Taxi Jaune

October 14, 2008By Heidi EllisonArchive

Yellow Cab Cuisine

ParisUpdate-TaxiJaune-restaurant
Cheerful dining with often sublime results.
February 2005; updated Oct. 15, 2008

THIS RESTAURANT IS NOW CLOSED

The cheerful Taxi Jaune, located in the wholesale leather-goods section of the Marais (where tourists often fear to tred), has changed owners more often than its yellow-cab-based decor since it first became the Taxi Jaune 35 years ago, but has always had a lively ambiance and a loyal clientele.

In its current incarnation, evening meals are prepared by the youthful owner Otis Lebert (whose parents had the good taste to name him after the great Redding), a native of the southwestern city of Cahors, with often sublime results.

The menu concentrates on traditional French dishes and changes with the seasons (e.g., hearty stuffed cabbage, beef cheeks with red wine sauce or guinea fowl with prunes in winter), with a slight preference for such Southwestern staples as magret de canard, along with handpicked wines from the region.

Rotating exhibitions of art with a sense of humor further enliven this friendly, colorful spot.

Update, Oct. 15, 2008: The decor is just as funky and chef Otis Lebert’s cooking just as fine, if not better than ever. The menu evolves over time – on a recent visit we sampled a spectacularly good chicken, with one piece stuffed with baby vegetables and the other with gizzards, and a delightful “cannelloni” of hare meat wrapped in leeks and flavored with orange zest – but some of the old favorites remain, among them the brick du chèvre au cumin (goat cheese in filo pastry with cumin) starter.
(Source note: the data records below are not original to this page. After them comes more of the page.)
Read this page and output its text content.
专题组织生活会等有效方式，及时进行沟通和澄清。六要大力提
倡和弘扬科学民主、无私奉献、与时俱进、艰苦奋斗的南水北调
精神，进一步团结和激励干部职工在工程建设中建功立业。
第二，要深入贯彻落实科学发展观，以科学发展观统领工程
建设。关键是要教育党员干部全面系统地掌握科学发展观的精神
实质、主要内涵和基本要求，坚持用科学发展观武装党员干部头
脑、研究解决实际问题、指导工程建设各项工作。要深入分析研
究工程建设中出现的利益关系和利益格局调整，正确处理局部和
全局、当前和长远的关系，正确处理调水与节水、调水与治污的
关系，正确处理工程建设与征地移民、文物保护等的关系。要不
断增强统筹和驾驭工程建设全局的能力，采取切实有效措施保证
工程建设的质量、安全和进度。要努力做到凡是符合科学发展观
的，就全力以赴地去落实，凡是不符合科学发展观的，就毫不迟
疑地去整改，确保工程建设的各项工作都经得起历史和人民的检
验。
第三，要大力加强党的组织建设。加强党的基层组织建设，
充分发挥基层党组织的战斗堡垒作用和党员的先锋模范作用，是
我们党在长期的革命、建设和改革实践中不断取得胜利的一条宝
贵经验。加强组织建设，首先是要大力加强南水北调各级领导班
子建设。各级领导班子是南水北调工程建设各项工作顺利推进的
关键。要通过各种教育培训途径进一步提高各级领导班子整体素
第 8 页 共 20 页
Lebert, who has worked in Michelin-starred restaurants around the world, is one of the few chefs in Paris to dare to serve horsemeat. We tried it in a stunning pot au feu not long ago, and he is now serving horse steak with anchovy butter.

Special mention for the carefully selected, reasonably priced wines, many of them from Cahors, like Lebert himself.

Heidi Ellison

Taxi Jaune: 13, rue Chapon, 75003. Tel.: 01 42 76 00 40. Open Mon.-Fri. for breakfast, lunch and dinner, and drinks in between.